In diesem Moment weiß er, dass auch die Macht der anderen Tiere ihre Grenzen hat. Jede dieser Grauen erregenden und mörderischen Bestien wird ein Ende haben. Er weiß und glaubt auf einmal: „Es ist Zeit und Stunde bestimmt, wie lang ein jedes von ihnen leben wird.“

Sein Traum ist noch immer grausam: Die blutrünstigen Bestien sind noch da – und fletschen mit den Zähnen. Aber sie halten seinen Blick nicht mehr gefangen.

Daniel schaut hoch in die Nacht und sieht zwischen den Wolken eine menschliche Gestalt näherkommen. Schließlich ist sie bei diesem weißen, uralten Wesen auf dem Feuerthron.

Dieser Person, die wie der Sohn eines Menschen aussieht, wird Macht, Ehre und Reich (Königreich) gegeben, damit ihm alle Völker und alle Nationen und alle Sprachen dienen sollen.

Der letzte Satz mit dem Daniel seine Vision beschreibt, heißt: „Die Macht dieses Menschensohns ist ewig und vergeht nicht und sein Reich hat kein Ende.“

Wie anfangs gesagt: Daniel hatte diesen Traum ein paar hundert Jahre vor Christi Geburt. Die gläubigen Juden und Jüdinnen warten bis heute auf diesen Menschensohn.

Für uns ist Jesus Christus derjenige, den er da gesehen hat. Aus unserer Sicht wurde ihm Macht, Ehre und Reich gegeben, damit ihm alle Völker und alle Nationen und alle Sprachen dienen sollen.

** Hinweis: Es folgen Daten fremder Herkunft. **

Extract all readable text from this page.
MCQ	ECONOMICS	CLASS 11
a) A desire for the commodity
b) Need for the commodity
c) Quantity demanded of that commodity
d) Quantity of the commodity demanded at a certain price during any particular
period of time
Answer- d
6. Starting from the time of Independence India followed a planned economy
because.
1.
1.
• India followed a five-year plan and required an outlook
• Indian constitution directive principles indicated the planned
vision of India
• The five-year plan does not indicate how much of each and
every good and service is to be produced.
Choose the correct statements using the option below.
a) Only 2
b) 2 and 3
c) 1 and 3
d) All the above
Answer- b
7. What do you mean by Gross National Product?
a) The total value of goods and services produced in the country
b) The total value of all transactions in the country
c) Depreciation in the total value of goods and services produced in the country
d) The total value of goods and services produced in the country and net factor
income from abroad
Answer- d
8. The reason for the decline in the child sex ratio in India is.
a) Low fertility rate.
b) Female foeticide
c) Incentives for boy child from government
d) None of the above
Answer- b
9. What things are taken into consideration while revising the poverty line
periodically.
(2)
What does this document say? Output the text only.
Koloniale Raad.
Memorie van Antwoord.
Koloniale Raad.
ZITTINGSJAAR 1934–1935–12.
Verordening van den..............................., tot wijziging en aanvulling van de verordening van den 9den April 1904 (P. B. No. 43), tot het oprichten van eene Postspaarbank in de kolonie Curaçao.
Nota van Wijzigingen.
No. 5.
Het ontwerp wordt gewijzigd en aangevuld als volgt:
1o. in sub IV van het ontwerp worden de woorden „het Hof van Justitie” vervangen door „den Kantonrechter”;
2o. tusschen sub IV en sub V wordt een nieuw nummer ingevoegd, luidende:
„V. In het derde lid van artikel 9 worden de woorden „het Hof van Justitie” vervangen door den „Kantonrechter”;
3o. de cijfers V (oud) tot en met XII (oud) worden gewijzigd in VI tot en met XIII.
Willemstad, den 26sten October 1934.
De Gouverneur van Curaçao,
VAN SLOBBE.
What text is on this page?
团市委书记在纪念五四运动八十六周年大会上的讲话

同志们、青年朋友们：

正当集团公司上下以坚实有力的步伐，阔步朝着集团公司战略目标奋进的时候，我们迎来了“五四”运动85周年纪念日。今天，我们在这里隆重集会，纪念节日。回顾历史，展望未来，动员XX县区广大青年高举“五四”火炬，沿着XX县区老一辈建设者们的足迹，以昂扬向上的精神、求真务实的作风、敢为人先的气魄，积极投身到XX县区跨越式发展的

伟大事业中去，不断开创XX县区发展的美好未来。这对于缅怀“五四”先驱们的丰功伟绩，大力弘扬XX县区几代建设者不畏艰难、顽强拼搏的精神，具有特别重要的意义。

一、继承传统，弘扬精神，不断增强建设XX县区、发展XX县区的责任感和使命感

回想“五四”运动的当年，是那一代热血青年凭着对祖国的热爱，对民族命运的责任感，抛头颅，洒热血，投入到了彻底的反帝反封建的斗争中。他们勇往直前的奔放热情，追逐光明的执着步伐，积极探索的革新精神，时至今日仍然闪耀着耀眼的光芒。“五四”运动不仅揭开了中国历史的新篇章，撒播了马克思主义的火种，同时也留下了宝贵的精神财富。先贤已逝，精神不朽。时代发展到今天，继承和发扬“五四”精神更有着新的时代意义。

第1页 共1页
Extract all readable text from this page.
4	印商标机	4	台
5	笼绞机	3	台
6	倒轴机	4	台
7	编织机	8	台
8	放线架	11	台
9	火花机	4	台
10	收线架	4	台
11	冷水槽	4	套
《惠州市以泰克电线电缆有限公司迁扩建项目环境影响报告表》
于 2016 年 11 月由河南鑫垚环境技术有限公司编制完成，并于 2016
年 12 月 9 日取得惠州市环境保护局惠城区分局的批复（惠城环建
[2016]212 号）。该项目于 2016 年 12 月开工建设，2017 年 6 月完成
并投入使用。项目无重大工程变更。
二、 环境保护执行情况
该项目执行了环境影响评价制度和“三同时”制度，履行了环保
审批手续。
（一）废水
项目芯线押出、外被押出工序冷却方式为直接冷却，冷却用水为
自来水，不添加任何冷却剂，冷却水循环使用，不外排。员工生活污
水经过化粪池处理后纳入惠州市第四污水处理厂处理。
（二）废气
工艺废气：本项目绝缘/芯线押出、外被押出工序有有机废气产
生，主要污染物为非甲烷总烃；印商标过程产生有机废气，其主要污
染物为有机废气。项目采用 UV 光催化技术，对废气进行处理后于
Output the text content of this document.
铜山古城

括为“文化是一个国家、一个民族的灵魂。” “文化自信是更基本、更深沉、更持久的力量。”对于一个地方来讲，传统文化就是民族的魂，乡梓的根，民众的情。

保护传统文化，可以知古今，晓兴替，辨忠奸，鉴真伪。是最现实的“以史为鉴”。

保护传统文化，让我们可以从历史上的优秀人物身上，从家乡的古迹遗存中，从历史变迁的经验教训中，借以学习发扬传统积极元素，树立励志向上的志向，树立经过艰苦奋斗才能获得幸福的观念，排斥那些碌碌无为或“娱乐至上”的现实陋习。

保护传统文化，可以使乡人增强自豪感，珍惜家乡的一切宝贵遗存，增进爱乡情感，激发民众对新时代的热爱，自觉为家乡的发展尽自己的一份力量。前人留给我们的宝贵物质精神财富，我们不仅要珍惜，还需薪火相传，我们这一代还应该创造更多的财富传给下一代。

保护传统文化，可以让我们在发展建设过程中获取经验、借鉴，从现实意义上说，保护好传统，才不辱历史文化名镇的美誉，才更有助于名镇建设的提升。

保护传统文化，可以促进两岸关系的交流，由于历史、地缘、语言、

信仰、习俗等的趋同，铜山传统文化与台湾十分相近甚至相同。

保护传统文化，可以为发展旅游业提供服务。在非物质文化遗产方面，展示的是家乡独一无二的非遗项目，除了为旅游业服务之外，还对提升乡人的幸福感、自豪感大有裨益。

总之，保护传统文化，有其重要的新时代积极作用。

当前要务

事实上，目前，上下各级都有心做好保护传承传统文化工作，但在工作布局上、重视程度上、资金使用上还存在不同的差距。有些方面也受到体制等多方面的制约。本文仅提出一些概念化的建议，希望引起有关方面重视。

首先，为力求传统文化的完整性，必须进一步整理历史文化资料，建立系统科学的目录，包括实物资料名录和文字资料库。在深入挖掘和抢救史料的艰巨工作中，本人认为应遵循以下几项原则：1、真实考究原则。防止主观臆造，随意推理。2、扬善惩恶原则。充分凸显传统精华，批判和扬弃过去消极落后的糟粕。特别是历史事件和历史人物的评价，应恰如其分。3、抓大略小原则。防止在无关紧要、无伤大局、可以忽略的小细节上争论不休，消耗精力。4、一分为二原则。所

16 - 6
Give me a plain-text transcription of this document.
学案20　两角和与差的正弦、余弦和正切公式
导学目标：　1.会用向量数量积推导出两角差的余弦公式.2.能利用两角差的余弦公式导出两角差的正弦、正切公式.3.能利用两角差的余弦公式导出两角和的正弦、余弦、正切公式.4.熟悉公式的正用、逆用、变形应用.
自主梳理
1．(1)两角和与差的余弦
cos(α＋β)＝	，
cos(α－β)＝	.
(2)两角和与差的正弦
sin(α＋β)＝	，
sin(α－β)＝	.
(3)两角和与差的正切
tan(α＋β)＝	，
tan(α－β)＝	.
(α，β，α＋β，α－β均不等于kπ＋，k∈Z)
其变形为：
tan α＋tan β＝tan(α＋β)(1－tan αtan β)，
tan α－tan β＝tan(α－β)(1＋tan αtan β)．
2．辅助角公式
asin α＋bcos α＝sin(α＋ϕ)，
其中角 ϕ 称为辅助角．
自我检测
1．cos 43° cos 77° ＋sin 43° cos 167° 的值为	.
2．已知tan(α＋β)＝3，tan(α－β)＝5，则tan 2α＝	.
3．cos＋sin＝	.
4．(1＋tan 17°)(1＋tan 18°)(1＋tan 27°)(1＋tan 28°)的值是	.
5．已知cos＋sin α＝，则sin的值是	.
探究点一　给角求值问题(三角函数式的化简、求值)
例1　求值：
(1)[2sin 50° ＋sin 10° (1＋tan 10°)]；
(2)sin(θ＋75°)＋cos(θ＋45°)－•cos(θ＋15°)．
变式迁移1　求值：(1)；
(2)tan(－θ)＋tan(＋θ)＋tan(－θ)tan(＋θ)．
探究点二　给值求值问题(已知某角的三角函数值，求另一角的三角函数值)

Wir blicken auf 2000 Jahre Geschichte des Christentums zurück. Im Namen Jesu Christi wurde einiges Gute getan aber durchgängig wurden in seinem Namen immer wieder eigene Interessen verfolgt. Man wollte die eigene Ehre, die eigene Macht und den eigenen Besitz vermehren. Manch einem christlichen Herrscher oder Feldherr oder Kaufmann war es vielleicht noch nicht einmal bewusst, dass sein Tun überhaupt nichts damit zu tun hat, Christus Macht und Ehre zu geben und ihm zu dienen.

Es gab so viele Grausamkeiten von Christen, dass man an die Tiere aus Daniels Traum erinnert wird: An den Löwen mit den Flügeln wie ein Adler und an den Bären mit den Fleischfetzen in seinem Maul und an das Tier mit den Hörnern, das so großmäulig daherkommt.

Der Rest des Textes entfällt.